Several analysts told HuffPost that the proposed regulation might allow AHPs to adjust premiums based on gender, charging women more than men. But the analysts cautioned that they couldn’t be sure of this, because other federal laws might still prohibit that practice.

What The New Regulations Would Actually Mean

Whatever the regulation’s true limits, it would likely have significant effects.

Consider what it would mean for a hypothetical real estate agent. Today, he or she can get an AHP, but it probably doesn’t look much different than the policies available at HealthCare.gov or from insurers directly. If the new regulation goes through, that agent could find an AHP with fewer benefits. It’d probably be cheaper, maybe significantly so, because it wasn’t designed to cover as many medical bills ― and because sicker people would be unlikely to buy it in the first place.

As long as that hypothetical agent didn’t need a lot of medical care, he or she would end up saving money. But one who had medical conditions or developed them would end up paying more, because AHPs wouldn’t cover medical bills as completely. Meanwhile, the more comprehensive plans available through HealthCare.gov would be getting more and more expensive, because they’d be attracting a sicker group of enrollees.

“My quick take is that they are creating new sets of winners and losers here,” Sabrina Corlette, a senior research fellow at Georgetown University’s Center on Health Insurance Reforms, told HuffPost on Thursday. “In the individual market, winners will be younger people who are ok with skimpier benefits, losers are older folks like early retirees.”

Expanded use of AHPs also create more opportunities for deceptive advertising ― or outright fraud ― surrounding the policies. Recent history is littered with cases of people buying AHPs, only to discover gaps in benefits they never knew existed. Other folks have purchased plans that quickly became insolvent.
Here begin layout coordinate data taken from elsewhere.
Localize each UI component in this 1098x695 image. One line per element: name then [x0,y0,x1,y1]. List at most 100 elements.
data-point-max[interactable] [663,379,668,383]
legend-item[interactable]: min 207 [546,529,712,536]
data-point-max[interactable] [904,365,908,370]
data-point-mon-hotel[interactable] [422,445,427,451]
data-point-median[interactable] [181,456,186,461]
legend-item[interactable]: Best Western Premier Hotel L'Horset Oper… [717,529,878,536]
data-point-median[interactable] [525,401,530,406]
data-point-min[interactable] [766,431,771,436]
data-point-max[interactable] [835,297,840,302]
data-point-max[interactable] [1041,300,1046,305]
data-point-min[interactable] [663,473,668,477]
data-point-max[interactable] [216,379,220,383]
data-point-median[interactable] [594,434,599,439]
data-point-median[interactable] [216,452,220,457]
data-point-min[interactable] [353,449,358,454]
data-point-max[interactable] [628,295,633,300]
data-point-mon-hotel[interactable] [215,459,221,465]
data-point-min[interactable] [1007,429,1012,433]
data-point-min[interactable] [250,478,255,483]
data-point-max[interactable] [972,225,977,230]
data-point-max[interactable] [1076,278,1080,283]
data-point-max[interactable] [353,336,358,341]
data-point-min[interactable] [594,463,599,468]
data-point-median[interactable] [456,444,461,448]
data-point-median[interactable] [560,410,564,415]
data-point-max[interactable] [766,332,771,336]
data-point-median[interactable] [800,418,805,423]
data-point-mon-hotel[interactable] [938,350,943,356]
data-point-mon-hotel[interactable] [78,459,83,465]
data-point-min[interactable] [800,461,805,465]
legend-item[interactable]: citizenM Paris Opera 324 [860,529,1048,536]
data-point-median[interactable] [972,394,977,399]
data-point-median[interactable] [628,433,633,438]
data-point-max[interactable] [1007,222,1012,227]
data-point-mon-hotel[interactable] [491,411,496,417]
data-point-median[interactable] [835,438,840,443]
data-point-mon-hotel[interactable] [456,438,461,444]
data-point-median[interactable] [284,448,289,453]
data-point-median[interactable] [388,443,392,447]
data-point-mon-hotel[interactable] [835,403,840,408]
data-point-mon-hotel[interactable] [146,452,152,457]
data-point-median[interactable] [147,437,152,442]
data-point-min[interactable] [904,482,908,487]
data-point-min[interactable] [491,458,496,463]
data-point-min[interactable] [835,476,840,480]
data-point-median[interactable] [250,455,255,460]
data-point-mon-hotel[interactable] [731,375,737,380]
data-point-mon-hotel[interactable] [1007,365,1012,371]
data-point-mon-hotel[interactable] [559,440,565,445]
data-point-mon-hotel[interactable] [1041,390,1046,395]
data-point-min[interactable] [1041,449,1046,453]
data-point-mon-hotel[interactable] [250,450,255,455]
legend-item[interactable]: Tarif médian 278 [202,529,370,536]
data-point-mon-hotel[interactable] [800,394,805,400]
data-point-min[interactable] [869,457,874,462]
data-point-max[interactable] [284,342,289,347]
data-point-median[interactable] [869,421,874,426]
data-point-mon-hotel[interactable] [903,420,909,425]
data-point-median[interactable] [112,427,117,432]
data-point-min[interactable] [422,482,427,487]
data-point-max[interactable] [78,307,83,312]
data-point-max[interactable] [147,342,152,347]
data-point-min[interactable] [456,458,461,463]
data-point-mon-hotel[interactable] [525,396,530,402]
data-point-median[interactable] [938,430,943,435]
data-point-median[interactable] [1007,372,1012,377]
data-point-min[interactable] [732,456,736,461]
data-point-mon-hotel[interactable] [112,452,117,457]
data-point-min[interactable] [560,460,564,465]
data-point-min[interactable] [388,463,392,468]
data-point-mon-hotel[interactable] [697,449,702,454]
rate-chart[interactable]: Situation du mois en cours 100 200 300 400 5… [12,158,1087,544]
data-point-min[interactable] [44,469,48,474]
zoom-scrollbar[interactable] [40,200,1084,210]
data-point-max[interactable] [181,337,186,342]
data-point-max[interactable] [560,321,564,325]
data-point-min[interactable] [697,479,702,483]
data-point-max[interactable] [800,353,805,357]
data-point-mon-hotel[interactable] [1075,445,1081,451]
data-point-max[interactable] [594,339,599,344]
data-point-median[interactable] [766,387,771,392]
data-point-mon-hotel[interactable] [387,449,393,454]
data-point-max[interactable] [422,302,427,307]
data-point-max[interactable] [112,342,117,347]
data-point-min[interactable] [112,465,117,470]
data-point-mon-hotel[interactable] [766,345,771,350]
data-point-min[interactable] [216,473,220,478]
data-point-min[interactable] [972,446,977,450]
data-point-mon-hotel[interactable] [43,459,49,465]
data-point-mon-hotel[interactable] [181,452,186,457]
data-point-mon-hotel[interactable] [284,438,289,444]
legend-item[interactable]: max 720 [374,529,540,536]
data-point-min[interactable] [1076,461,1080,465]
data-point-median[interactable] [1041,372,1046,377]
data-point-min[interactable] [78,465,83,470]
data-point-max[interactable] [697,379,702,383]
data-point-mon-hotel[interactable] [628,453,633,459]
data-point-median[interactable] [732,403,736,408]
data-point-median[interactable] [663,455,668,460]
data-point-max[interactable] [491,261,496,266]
Under the proposed regulation, it’s possible ― although not certain ― more people could end up in plans that the federal government has primary responsibility for regulating, rather than states. But when it comes to issues like insurance fraud and solvency issues, states have more significantly more experience, knowledge, and resources.

How Experts And Groups Are Reacting

Since October, when Trump signed an executive order calling on the Labor Department to develop new rules for AHPs, an array of experts and health care groups have warned about the potential to divide insurance markets between healthy and sick ― and to leave patients more exposed to crippling medical bills. On Thursday, those warnings were reiterated.

“The rule proposed today will almost certainly result in more people facing financial distress when an unexpected health crisis happens and they discover their AHP coverage is inadequate,” Chris Hansen, president of the American Cancer Society Cancer Action Network, said.

But some organizations representing small businesses, including the kind that could have a role in selling AHPs, are welcoming the move.

“For years, we’ve called for AHPs to ensure that heath care coverage is within reach for small retailers and their employees, and today’s action by DOL brings us one step closer to making this common sense reform a reality,” David French, senior vice president for government relations at the National Retail Federation, said.

The proposal is also winning praise from conservatives, especially Sen. Rand Paul (R-Ky.), who has been talking up the idea for years.

“I applaud the administration for its action today, and I look forward to the finalization of the proposed rule,” Paul said on Thursday. “Conservative health care reform is alive and well, and I will keep working with President Trump to build on this progress.”

The big unknown is whether the new regulations are legal. Insurance regulation falls under multiple federal laws and it’s entirely possible that the attempt to change AHP regulations go beyond what those statutes allow. Lawsuits are a near certainty and they could tie up the regulation in courts for months, maybe years.

But Republicans have been pushing to relax the rules for AHPs for a long time. It’s possible that this time, they might finally get what they want.